Open-MFA is a demo project that implements an authentication server supporting OTP (One-Time Password), HOTP (HMAC-Based One-Time Password) and TOTP (Time-Based One-Time Password) algorithms.
- The authentication server creates a unique session ID for each user, storing it in both a Flask session and a Redis database with 60-minutes expiration. All OTP codes generated for a user are linked to their unique session ID.
- For properly validating HOTP and TOTP codes, URIs should be transformed into QR Code using tools like 2FA-QR. These QR codes can then be scanned with any authenticator app, such as Google Authenticator, which supports OTP algorithms generation.
- In a real-world authentication server, the Identity and Access Management (IAM) would be much more robust and complex, however for demo purposes, this application has been deliberately simplified.
- OTP algorithms use hash functions (like HMAC-SHA1) that receives two inputs: a seed and a moving factor.
- The seed is a static and non-guessable secret that may be shared with the client in HOTP and TOTP implementations, but must always be securely stored by the authentication server.

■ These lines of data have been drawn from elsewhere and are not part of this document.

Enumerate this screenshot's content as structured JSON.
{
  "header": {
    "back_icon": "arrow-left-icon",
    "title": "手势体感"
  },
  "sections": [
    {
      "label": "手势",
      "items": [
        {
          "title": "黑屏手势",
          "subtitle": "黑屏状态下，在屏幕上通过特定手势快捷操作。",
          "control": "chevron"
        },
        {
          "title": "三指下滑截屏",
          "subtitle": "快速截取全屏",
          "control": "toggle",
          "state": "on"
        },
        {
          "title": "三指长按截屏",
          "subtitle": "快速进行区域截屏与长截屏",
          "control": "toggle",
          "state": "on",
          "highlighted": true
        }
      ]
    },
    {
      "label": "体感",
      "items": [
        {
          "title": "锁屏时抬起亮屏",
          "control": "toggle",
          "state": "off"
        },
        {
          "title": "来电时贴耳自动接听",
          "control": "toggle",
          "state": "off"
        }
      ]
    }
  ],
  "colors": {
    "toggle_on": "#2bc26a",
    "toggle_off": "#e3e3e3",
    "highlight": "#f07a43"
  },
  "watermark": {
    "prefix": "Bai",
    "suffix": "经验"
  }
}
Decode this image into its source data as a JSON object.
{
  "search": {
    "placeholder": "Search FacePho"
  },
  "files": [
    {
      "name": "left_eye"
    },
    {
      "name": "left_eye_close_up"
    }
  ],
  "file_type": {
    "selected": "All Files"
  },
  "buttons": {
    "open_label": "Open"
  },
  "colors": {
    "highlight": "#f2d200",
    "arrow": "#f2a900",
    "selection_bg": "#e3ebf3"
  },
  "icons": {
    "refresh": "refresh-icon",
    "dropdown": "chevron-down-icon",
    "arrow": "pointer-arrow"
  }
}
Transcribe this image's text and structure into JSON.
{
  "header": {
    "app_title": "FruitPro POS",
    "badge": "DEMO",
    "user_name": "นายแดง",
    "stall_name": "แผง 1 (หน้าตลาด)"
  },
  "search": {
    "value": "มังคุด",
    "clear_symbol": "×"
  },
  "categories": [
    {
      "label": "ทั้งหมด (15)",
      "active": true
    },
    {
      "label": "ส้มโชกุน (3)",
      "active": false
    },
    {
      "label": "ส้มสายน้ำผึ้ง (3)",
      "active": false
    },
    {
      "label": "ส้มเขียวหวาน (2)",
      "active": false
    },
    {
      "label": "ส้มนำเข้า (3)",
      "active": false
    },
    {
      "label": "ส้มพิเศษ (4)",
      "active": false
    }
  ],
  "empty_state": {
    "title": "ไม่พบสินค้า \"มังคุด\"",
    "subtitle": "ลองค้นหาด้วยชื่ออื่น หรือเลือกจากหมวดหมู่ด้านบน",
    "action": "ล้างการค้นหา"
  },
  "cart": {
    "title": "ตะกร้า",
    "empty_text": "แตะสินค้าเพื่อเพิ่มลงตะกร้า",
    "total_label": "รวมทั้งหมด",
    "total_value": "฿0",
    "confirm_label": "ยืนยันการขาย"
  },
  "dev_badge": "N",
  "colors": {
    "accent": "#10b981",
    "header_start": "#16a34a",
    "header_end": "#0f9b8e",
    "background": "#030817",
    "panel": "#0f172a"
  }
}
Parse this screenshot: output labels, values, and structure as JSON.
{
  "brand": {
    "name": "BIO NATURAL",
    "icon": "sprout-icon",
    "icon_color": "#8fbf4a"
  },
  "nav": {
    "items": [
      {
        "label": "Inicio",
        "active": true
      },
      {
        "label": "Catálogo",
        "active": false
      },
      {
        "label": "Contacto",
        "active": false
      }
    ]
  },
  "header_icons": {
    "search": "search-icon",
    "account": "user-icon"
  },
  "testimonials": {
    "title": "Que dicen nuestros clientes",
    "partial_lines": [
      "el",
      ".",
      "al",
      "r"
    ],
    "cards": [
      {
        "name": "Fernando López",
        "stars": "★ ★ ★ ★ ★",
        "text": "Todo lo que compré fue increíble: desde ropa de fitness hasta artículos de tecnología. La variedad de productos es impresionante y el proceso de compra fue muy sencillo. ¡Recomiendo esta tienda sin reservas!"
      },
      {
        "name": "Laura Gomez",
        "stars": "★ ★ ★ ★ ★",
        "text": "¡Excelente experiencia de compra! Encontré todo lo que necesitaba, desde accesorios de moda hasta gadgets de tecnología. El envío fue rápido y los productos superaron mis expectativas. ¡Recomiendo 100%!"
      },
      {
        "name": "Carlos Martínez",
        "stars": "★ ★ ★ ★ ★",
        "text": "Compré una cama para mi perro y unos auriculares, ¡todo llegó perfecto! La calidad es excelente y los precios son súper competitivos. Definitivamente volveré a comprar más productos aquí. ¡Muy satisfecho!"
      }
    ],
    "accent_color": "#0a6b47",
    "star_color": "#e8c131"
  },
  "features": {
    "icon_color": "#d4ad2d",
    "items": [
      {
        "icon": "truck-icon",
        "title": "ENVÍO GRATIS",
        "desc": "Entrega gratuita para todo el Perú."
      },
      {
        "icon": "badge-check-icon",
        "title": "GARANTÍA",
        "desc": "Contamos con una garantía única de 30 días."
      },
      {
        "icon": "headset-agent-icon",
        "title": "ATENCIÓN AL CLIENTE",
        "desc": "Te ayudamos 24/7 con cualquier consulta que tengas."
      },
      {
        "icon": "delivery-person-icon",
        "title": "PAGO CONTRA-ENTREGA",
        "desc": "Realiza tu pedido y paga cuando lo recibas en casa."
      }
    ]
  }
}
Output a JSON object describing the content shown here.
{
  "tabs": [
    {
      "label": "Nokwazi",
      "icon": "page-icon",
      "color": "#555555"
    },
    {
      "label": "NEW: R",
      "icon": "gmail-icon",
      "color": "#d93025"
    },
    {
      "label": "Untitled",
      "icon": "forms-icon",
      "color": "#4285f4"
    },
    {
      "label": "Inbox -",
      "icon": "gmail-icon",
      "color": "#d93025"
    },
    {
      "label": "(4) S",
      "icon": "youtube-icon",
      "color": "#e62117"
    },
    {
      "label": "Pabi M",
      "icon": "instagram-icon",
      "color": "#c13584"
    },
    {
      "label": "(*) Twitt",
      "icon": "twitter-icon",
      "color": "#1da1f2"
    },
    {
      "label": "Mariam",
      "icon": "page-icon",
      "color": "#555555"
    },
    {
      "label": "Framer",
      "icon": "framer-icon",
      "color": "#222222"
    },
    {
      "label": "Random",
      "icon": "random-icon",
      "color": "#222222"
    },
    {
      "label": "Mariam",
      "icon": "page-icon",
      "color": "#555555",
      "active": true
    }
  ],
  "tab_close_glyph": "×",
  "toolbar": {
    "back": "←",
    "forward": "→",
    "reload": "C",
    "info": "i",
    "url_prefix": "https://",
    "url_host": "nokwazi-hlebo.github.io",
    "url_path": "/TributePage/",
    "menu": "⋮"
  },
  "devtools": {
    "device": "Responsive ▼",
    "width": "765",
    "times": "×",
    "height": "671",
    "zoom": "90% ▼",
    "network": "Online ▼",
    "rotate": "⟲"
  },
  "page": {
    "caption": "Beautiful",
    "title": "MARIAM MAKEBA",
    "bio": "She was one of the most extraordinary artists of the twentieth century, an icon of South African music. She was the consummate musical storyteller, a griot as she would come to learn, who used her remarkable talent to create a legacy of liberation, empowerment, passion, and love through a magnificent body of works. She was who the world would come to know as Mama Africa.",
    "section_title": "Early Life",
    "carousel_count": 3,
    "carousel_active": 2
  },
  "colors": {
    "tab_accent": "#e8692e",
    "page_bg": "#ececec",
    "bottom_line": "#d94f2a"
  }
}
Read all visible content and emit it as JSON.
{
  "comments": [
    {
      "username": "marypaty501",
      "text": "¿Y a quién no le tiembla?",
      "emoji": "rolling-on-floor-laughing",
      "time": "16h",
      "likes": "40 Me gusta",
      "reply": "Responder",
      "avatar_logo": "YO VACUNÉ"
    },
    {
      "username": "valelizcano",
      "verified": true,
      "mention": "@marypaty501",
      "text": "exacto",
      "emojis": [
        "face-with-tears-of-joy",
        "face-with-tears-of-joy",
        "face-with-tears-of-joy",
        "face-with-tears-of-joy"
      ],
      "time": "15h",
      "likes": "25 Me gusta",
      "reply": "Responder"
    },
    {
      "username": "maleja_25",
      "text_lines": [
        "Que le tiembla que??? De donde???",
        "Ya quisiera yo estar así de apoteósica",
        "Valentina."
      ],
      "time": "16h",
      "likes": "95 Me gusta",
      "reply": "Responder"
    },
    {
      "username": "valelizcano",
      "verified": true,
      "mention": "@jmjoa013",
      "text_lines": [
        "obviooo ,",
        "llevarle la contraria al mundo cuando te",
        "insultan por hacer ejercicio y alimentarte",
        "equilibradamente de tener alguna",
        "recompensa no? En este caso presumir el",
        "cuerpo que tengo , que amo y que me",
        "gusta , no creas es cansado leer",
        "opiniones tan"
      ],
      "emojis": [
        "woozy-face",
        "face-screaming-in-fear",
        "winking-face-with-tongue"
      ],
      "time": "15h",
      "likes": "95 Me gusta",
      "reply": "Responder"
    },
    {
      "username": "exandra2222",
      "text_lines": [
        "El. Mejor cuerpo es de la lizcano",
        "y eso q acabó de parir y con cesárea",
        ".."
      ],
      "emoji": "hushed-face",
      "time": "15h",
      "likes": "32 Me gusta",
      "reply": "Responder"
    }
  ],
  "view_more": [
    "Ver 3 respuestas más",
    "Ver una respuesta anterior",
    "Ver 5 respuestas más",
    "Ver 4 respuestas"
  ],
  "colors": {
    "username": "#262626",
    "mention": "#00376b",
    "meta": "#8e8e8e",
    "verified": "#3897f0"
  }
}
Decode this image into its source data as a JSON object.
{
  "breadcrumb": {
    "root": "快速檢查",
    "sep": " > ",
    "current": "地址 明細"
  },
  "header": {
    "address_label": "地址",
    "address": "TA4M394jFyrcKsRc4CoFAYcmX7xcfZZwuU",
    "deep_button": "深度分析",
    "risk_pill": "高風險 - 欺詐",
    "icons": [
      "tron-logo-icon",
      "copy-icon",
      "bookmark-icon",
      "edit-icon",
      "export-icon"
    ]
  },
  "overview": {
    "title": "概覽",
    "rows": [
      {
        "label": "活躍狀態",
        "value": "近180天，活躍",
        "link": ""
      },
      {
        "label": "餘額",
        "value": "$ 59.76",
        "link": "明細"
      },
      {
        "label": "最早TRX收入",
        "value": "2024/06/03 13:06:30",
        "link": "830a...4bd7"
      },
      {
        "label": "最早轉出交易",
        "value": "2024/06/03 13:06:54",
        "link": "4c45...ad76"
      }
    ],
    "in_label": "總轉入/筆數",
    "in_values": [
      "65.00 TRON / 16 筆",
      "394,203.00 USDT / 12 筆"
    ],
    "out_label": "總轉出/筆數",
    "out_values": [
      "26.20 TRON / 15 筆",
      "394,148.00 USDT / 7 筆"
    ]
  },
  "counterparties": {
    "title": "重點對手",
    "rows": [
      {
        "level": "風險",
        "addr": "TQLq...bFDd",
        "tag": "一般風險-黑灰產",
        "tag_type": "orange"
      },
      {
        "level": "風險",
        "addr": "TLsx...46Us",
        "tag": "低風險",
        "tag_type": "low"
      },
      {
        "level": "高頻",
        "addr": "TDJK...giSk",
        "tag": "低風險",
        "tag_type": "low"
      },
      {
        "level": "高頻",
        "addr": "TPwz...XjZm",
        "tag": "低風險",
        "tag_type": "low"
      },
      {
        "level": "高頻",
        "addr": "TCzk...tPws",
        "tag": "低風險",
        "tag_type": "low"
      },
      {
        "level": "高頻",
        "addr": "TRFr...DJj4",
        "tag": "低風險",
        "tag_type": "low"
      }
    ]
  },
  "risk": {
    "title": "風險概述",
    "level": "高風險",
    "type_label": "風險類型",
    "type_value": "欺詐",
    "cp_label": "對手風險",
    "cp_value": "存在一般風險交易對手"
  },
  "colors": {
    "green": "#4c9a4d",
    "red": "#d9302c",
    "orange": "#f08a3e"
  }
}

- The moving factor is a dynamic value that must be distinct for each OTP code generation. This value, combined with the seed, produces different OTP codes for each authentication request.
- Different OTP implementations exist due to variations in how the moving factor is generated and whether the HMAC secret is shared with the client.
- While there are RFCs for HOTP (RFC 4226) and TOTP (RFC 6238), there is no specific RFC for a "pure" OTP implementation. However, such implementations may be the most common on the world wide web today, often found in scenarios like email verification or temporary login codes. Despite their widespread use, any "pure" OTP implementation should still follow the security guidelines outlined in the HOTP and TOTP specs.
- All implementations must use HTTPS to secure communication between the authentication server and the client.
- The authentication server must randomly generate OTP HMAC secrets at the hardware level, or using a cryptographically strong pseudorandom generators.
- The authentication server must securely store OTP HMAC secrets in a controlled access database.
- The authentication server must throttle (rate limit) brute-force attacks.
- The authentication server must deny replay attacks by rejecting any already-used OTP code.
- While the HOTP and TOTP specifications recommend using HMAC-SHA1 method, modern and safer methods like HMAC-SHA256 are preferable.
To run the open-mfa stack locally with docker compose, follow these steps within the docker-compose directory:
- Install docker engine
- Rename the
template.envfile to.envand fill the variables with real values - Run:
docker compose up - Application will be available at: http://0.0.0.0:8080
Optionally, you can build a local docker image within the src directory:
- Run
makecommand
This project was built with the following tech stack:
- Flask web server.
- OTP services implemented with PyOTP.
- RESTful APIs with marshmallow validation.
- Redis database support.
- Runtime logging.
- Unittests with Pytest.
- Swagger documentation.
- Docker Hub deployment.
- CI/CD pipelines with GitHub Actions.
- Production-ready Docker Compose setup with Gunicorn.